Revisiting Generative Infrared and Visible Image Fusion Based on Human Cognitive Laws
Lin Guo, Xiaoqing Luo, Wei Xie, Zhancheng Zhang, Hui Li, Rui Wang, Zhenhua Feng, Xiaoning Song
TL;DR
This work tackles infrared–visible image fusion by reframing it through human cognitive principles and probabilistic reasoning. It introduces HCLFuse, a diffusion-based framework that couples an optimal-transport–driven alignment with a multi-scale variational bottleneck encoder and a physics-guided diffusion process, enabling more interpretable and structurally consistent fusion under uncertainty. The approach yields state-of-the-art results on multiple benchmarks and improves downstream semantic segmentation, while providing formal guarantees via information-theoretic bounds and physically informed constraints.
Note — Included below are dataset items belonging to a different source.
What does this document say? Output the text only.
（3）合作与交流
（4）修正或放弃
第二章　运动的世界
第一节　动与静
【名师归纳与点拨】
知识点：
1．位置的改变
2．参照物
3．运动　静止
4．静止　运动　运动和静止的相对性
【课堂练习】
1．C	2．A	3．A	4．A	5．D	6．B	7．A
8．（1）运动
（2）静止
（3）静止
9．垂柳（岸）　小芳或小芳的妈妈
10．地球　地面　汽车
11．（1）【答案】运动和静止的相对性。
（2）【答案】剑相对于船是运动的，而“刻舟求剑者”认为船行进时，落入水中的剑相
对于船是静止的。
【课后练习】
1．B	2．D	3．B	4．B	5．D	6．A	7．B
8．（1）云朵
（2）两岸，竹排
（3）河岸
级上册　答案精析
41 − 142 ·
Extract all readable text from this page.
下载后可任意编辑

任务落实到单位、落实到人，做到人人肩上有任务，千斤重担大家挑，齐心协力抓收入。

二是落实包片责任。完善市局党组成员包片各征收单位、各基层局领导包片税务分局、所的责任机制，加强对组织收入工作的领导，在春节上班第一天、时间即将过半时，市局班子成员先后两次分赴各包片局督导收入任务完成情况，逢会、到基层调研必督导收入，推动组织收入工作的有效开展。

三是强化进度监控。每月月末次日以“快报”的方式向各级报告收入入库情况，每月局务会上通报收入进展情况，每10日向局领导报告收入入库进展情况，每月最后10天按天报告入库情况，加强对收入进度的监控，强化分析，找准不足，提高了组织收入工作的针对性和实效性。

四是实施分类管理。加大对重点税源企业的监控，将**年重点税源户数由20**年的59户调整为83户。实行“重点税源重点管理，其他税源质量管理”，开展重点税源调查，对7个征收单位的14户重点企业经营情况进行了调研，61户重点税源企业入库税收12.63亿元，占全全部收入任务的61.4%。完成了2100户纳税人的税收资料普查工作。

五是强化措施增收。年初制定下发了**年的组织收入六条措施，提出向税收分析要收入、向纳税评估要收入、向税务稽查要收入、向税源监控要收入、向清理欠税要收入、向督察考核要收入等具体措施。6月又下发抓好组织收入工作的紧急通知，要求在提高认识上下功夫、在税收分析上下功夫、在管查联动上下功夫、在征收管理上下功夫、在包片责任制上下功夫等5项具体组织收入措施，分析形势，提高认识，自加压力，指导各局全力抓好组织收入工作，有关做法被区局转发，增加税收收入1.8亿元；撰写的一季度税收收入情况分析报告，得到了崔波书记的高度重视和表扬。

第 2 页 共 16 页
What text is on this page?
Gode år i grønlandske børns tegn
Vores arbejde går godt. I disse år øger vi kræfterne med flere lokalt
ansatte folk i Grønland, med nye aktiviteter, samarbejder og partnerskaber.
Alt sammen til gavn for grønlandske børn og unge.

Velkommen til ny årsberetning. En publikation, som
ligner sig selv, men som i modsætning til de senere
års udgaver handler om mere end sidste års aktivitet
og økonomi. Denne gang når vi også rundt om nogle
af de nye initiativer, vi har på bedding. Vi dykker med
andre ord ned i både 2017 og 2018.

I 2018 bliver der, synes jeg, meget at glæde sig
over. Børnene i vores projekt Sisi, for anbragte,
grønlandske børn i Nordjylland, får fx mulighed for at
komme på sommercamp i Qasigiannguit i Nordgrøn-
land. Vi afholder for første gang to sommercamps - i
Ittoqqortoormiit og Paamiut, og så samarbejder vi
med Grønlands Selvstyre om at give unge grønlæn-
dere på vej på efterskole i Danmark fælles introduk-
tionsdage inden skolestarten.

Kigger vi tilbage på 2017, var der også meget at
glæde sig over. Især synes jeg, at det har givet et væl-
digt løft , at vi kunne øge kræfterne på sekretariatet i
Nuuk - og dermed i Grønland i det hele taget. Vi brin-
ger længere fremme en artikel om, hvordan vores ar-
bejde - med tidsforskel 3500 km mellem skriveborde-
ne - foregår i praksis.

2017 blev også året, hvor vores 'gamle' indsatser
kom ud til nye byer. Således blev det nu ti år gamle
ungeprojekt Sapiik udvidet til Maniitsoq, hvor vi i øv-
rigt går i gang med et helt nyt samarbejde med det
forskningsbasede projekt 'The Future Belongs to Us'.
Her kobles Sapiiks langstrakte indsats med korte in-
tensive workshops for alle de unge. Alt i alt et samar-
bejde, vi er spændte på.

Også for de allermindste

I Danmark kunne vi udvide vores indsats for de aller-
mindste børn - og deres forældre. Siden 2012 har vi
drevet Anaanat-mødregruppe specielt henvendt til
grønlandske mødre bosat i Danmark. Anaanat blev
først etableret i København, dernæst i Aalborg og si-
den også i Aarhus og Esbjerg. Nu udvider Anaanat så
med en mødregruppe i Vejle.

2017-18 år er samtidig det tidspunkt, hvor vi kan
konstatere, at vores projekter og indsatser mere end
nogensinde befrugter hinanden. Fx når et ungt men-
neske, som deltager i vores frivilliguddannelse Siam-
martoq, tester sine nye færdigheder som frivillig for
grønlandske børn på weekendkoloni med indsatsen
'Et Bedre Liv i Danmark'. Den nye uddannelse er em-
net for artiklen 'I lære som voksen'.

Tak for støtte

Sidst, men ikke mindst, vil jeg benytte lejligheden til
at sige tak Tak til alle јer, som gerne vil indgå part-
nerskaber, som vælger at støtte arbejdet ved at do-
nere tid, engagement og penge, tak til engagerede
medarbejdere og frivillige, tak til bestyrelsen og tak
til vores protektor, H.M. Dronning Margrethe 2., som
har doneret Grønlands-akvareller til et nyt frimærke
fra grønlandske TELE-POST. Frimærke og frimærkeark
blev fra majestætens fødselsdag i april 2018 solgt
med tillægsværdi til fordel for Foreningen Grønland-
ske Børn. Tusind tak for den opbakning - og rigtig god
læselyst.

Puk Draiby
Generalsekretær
Although powerful, the method relies on well-aligned modal pairs and incurs diffusion-related computational overhead, highlighting a trade-off between quality and practicality in real-time settings.
Abstract
Existing infrared and visible image fusion methods often face the dilemma of balancing modal information. Generative fusion methods reconstruct fused images by learning from data distributions, but their generative capabilities remain limited. Moreover, the lack of interpretability in modal information selection further affects the reliability and consistency of fusion results in complex scenarios. This manuscript revisits the essence of generative image fusion under the inspiration of human cognitive laws and proposes a novel infrared and visible image fusion method, termed HCLFuse. First, HCLFuse investigates the quantification theory of information mapping in unsupervised fusion networks, which leads to the design of a multi-scale mask-regulated variational bottleneck encoder. This encoder applies posterior probability modeling and information decomposition to extract accurate and concise low-level modal information, thereby supporting the generation of high-fidelity structural details. Furthermore, the probabilistic generative capability of the diffusion model is integrated with physical laws, forming a time-varying physical guidance mechanism that adaptively regulates the generation process at different stages, thereby enhancing the ability of the model to perceive the intrinsic structure of data and reducing dependence on data quality. Experimental results show that the proposed method achieves state-of-the-art fusion performance in qualitative and quantitative evaluations across multiple datasets and significantly improves semantic segmentation metrics. This fully demonstrates the advantages of this generative image fusion method, drawing inspiration from human cognition, in enhancing structural consistency and detail quality.